Captured light from the dawn of time shows the universe is older than was thought – but only by 48 million years.

Scientists are scratching their heads over an imprint of radiation left behind by the Big Bang that gave birth to the cosmos.

As well as providing a more accurate age for the universe, at 13.82 billion years, it has revealed new mysteries and questions.

The image, looking surprisingly like a colourfully wrapped Easter egg, was produced by the European Space Agency’s Planck telescope which has been studying the Cosmic Microwave Background (CMB) for more than 15 months.

British scientists are playing a major role in the Planck mission.

The super-sensitive €600 million space telescope can detect tiny ripples in the CMB that represent the earliest seeds of stars and galaxies.

They date back to when the universe was just 380,000 years old, making the glow of the CMB the oldest light ever seen. At that time the cosmos consisted of a formless hot primordial soup of energetic particles.

The incredibly small temperature fluctuations uncovered by Planck correspond to regions that later gave rise to the structured universe we see today.

They appear to match variations predicted by ‘inflation’, a theory that says the universe briefly expanded faster than the speed of light an instant after the Big Bang. Inflation is vital to our current understanding of the universe.

“The sizes of these tiny ripples hold the key to what happened in that first trillionth of a trillionth of a second,” said Planck scientist Joanna Dunkley, from Oxford University.

“Planck has given us striking new evidence that indicates they were created during this incredibly fast expansion, just after the Big Bang.”

Evidence from Planck also provides a better idea of how the mass-energy of the universe is divided up into parts that are visible and hidden.

Normal matter that forms stars and galaxies contributes just 4.9 per cent, according to the findings.

Dark matter, whose nature is still unknown and can only be detected by its gravitational influence, makes up 26.8 per cent, a fifth more than was previously thought.

Mysterious dark energy, believed to be the driving force behind the expansion of the universe, accounts for around 69 per cent.

The new age of the universe was calculated from the rate at which it is expanding outwards, which turns out to be a little slower than previous estimates. Because of its high precision, the Planck telescope has also highlighted peculiar unexplained features that may have physicists scrawling on their blackboards.

One is that over large scales, the CMB fluctuations do not match those predicted by the Standard Model theory that describes the workings of the universe.

Another oddity is that opposite sides of the sky look slightly different in terms of average temperature, and a cold spot covering a patch of the CMB is much larger than expected. One possible explanation is that, on a larger scale than we can observe, the universe is not the same in all directions.

“Our ultimate goal would be to construct a new model that predicts the anomalies and links them together,” said George Efstathiou, another member of the team from Cambridge University. “But these are early days. So far, we don’t know whether this is possible and what type of new physics might be needed – and that’s exciting.”

John Womersley, chief executive of the Science and Technology Facilities Council, said: “Planck has given us an amazing picture of the very earliest moments of the universe.

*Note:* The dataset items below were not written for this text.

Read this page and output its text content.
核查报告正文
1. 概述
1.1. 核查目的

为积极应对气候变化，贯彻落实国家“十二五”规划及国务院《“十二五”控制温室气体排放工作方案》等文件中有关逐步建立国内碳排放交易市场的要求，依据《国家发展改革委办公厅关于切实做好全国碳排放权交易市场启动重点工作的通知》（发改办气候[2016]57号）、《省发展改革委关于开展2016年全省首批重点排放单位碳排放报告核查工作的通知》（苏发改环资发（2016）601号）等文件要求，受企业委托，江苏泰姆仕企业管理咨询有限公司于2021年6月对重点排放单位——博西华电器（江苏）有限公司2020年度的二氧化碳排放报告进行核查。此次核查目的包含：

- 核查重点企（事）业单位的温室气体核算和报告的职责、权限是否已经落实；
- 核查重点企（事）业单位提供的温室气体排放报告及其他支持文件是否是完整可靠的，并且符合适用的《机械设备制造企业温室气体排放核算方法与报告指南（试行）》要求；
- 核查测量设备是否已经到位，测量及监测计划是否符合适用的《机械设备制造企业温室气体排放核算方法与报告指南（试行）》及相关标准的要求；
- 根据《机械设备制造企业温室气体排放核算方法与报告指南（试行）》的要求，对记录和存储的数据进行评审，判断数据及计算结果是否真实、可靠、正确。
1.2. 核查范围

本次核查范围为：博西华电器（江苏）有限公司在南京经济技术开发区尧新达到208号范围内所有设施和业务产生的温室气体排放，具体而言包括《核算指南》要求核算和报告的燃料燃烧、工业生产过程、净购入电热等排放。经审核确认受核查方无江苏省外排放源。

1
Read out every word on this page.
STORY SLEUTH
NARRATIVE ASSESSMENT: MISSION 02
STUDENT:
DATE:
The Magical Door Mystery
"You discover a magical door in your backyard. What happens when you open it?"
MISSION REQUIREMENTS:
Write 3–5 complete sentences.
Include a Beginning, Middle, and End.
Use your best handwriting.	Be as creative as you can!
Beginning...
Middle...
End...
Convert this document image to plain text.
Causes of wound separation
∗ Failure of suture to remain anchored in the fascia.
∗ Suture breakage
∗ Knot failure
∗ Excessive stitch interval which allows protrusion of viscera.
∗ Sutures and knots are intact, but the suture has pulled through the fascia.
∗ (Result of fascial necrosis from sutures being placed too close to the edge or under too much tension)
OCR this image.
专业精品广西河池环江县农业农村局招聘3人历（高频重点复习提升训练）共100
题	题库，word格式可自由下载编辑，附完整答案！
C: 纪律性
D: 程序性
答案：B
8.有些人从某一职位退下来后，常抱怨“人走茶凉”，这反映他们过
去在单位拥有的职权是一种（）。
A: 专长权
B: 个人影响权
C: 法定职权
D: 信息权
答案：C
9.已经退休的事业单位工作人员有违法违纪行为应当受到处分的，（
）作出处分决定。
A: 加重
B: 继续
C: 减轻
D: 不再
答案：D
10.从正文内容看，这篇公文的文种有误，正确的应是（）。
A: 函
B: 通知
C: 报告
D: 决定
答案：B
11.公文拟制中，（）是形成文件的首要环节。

These results are the culmination of many years of work by UK scientists and engineers supported by STFC. This kind of project can sometimes seem expensive but the pay-off in science and technology more than justifies the investment we’ve made.”

Launched in 2009, Planck is over three times more sensitive than its predecessor, the WMAP satellite. Its high frequency microwave detector is cooled to just 0.1˚C above absolute zero, the coldest temperature possible.

That enables it to detect variations in the temperature of the CMB as small as a millionth of a degree.

Richard Davis, who led the University of Manchester’s Planck team, said: “The information extracted from Planck’s new map provides excellent confirmation of the standard model of cosmology with unprecedented accuracy and sets a new benchmark for our knowledge of the ingredients of the universe.

“But because the precision of Planck’s map is so high, it has also revealed some unexplained anomalies in the data that require further study. Among these interesting findings are fluctuations in the cosmic microwave background over large scales that do not match what the standard model of physics predicts, including an asymmetry in the average temperatures on opposite hemispheres of the skies.” (PA)

The oldest light in the universe: a handout image of the anisotropies of the Cosmic Microwave Background as observed by Planck, released by the European Space Agency.